By Jacob Abbott. American master storyteller Jacob Abbott’s classic work on William the Conqueror tells the dramatic story of the Norman nobleman who conducted one of the most audacious invasions in European history and thereby wrote his name into the annals of immorality.
Starting with the origins of the Norman people, this work explores—in typical easy-to-read Abbot style—the background and development of William’s home, and of his reign in Normandy. Also included are the stories of Matilda, Emma, and his son Robert’s rebellion.
The story then moves on to political developments in England, and how William became, along with two others, a claimant to the English throne.
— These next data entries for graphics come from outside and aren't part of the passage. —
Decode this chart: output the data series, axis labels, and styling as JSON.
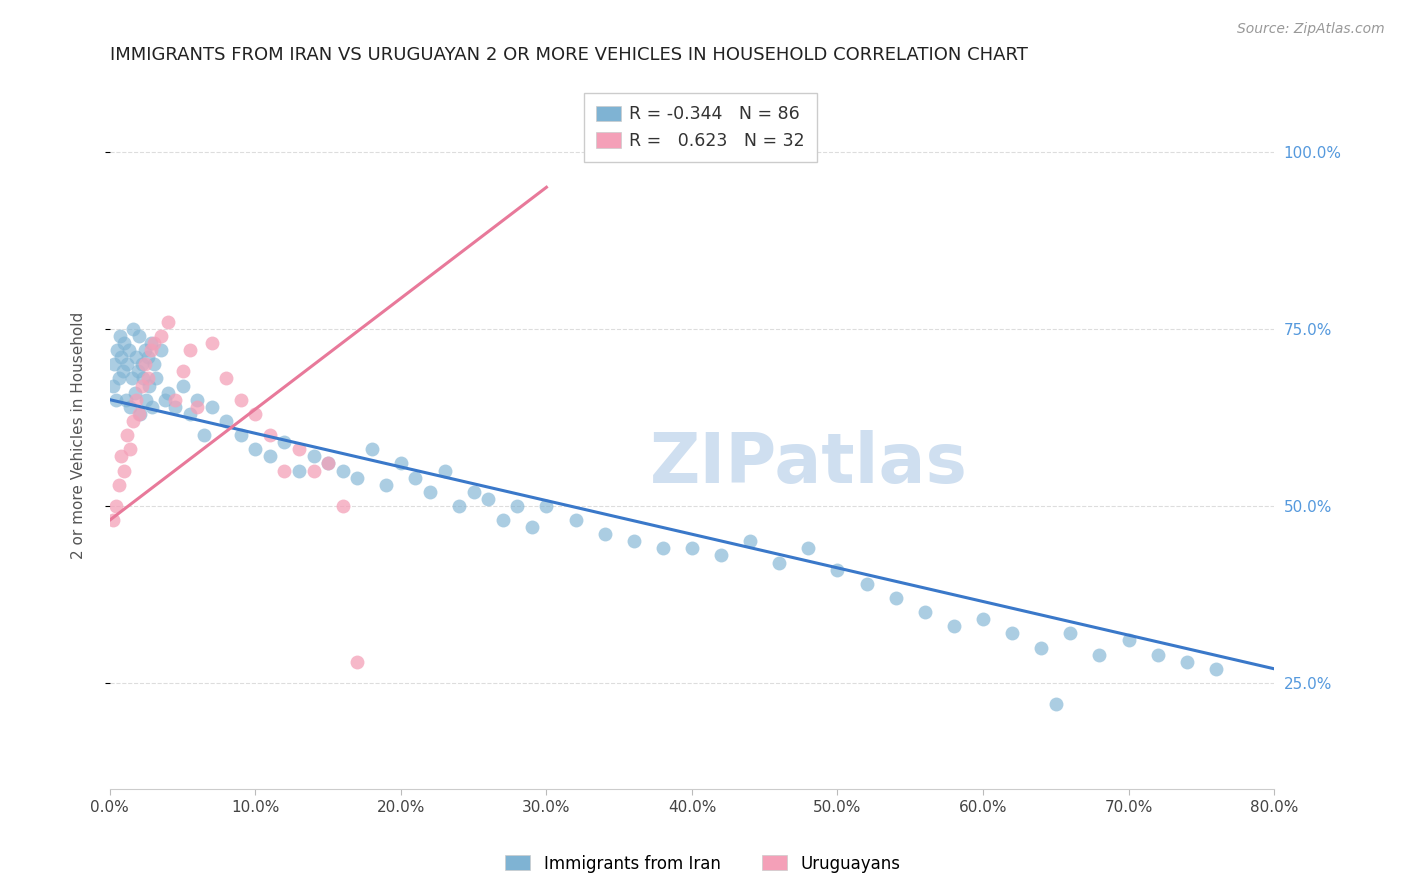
{
  "title": "IMMIGRANTS FROM IRAN VS URUGUAYAN 2 OR MORE VEHICLES IN HOUSEHOLD CORRELATION CHART",
  "source": "Source: ZipAtlas.com",
  "ylabel": "2 or more Vehicles in Household",
  "series1_label": "Immigrants from Iran",
  "series1_color": "#7fb3d3",
  "series1_R": "-0.344",
  "series1_N": "86",
  "series2_label": "Uruguayans",
  "series2_color": "#f4a0b8",
  "series2_R": "0.623",
  "series2_N": "32",
  "line1_color": "#3a78c9",
  "line2_color": "#e8799a",
  "line1_x": [
    0,
    80
  ],
  "line1_y": [
    65,
    27
  ],
  "line2_x": [
    0,
    30
  ],
  "line2_y": [
    48,
    95
  ],
  "watermark": "ZIPatlas",
  "watermark_color": "#cfdff0",
  "background_color": "#ffffff",
  "grid_color": "#dddddd",
  "right_tick_color": "#5599dd",
  "xlim": [
    0,
    80
  ],
  "ylim": [
    10,
    110
  ],
  "x_ticks": [
    0,
    10,
    20,
    30,
    40,
    50,
    60,
    70,
    80
  ],
  "y_ticks": [
    25,
    50,
    75,
    100
  ],
  "title_fontsize": 13,
  "axis_fontsize": 11,
  "scatter_size": 100,
  "series1_x": [
    0.2,
    0.3,
    0.4,
    0.5,
    0.6,
    0.7,
    0.8,
    0.9,
    1.0,
    1.1,
    1.2,
    1.3,
    1.4,
    1.5,
    1.6,
    1.7,
    1.8,
    1.9,
    2.0,
    2.1,
    2.2,
    2.3,
    2.4,
    2.5,
    2.6,
    2.7,
    2.8,
    2.9,
    3.0,
    3.2,
    3.5,
    3.8,
    4.0,
    4.5,
    5.0,
    5.5,
    6.0,
    6.5,
    7.0,
    8.0,
    9.0,
    10.0,
    11.0,
    12.0,
    13.0,
    14.0,
    15.0,
    16.0,
    17.0,
    18.0,
    19.0,
    20.0,
    21.0,
    22.0,
    23.0,
    24.0,
    25.0,
    26.0,
    27.0,
    28.0,
    29.0,
    30.0,
    32.0,
    34.0,
    36.0,
    38.0,
    40.0,
    42.0,
    44.0,
    46.0,
    48.0,
    50.0,
    52.0,
    54.0,
    56.0,
    58.0,
    60.0,
    62.0,
    64.0,
    66.0,
    68.0,
    70.0,
    72.0,
    74.0,
    76.0,
    65.0
  ],
  "series1_y": [
    67,
    70,
    65,
    72,
    68,
    74,
    71,
    69,
    73,
    65,
    70,
    72,
    64,
    68,
    75,
    66,
    71,
    69,
    74,
    63,
    70,
    68,
    72,
    65,
    71,
    67,
    73,
    64,
    70,
    68,
    72,
    65,
    66,
    64,
    67,
    63,
    65,
    60,
    64,
    62,
    60,
    58,
    57,
    59,
    55,
    57,
    56,
    55,
    54,
    58,
    53,
    56,
    54,
    52,
    55,
    50,
    52,
    51,
    48,
    50,
    47,
    50,
    48,
    46,
    45,
    44,
    44,
    43,
    45,
    42,
    44,
    41,
    39,
    37,
    35,
    33,
    34,
    32,
    30,
    32,
    29,
    31,
    29,
    28,
    27,
    22
  ],
  "series2_x": [
    0.2,
    0.4,
    0.6,
    0.8,
    1.0,
    1.2,
    1.4,
    1.6,
    1.8,
    2.0,
    2.2,
    2.4,
    2.6,
    2.8,
    3.0,
    3.5,
    4.0,
    4.5,
    5.0,
    5.5,
    6.0,
    7.0,
    8.0,
    9.0,
    10.0,
    11.0,
    12.0,
    13.0,
    14.0,
    15.0,
    16.0,
    17.0
  ],
  "series2_y": [
    48,
    50,
    53,
    57,
    55,
    60,
    58,
    62,
    65,
    63,
    67,
    70,
    68,
    72,
    73,
    74,
    76,
    65,
    69,
    72,
    64,
    73,
    68,
    65,
    63,
    60,
    55,
    58,
    55,
    56,
    50,
    28
  ]
}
Determined to seize the kingdom of England for himself, William raised an army of mercenaries on the Continent, equipped an invasion fleet, and sailed across the English Channel in 1066. His subsequent victory at the Battle of Hastings, his seizure and consolidation of power as William I of England, and the writing of the famous Domesday Book, all form part of this enthralling story of European history.
About the author: Jacob Abbott (1803–1879) was a native of the state of Maine who was a professor of mathematics and natural philosophy, a minister, and founder of two schools (the Mount Vernon School for Young Ladies in Boston and the Mount Vernon School for Boys, in New York City).
He wrote more than 180 books and became famous for his easy-to-read style of history storytelling, stripped of the dry dustiness which characterized other texts.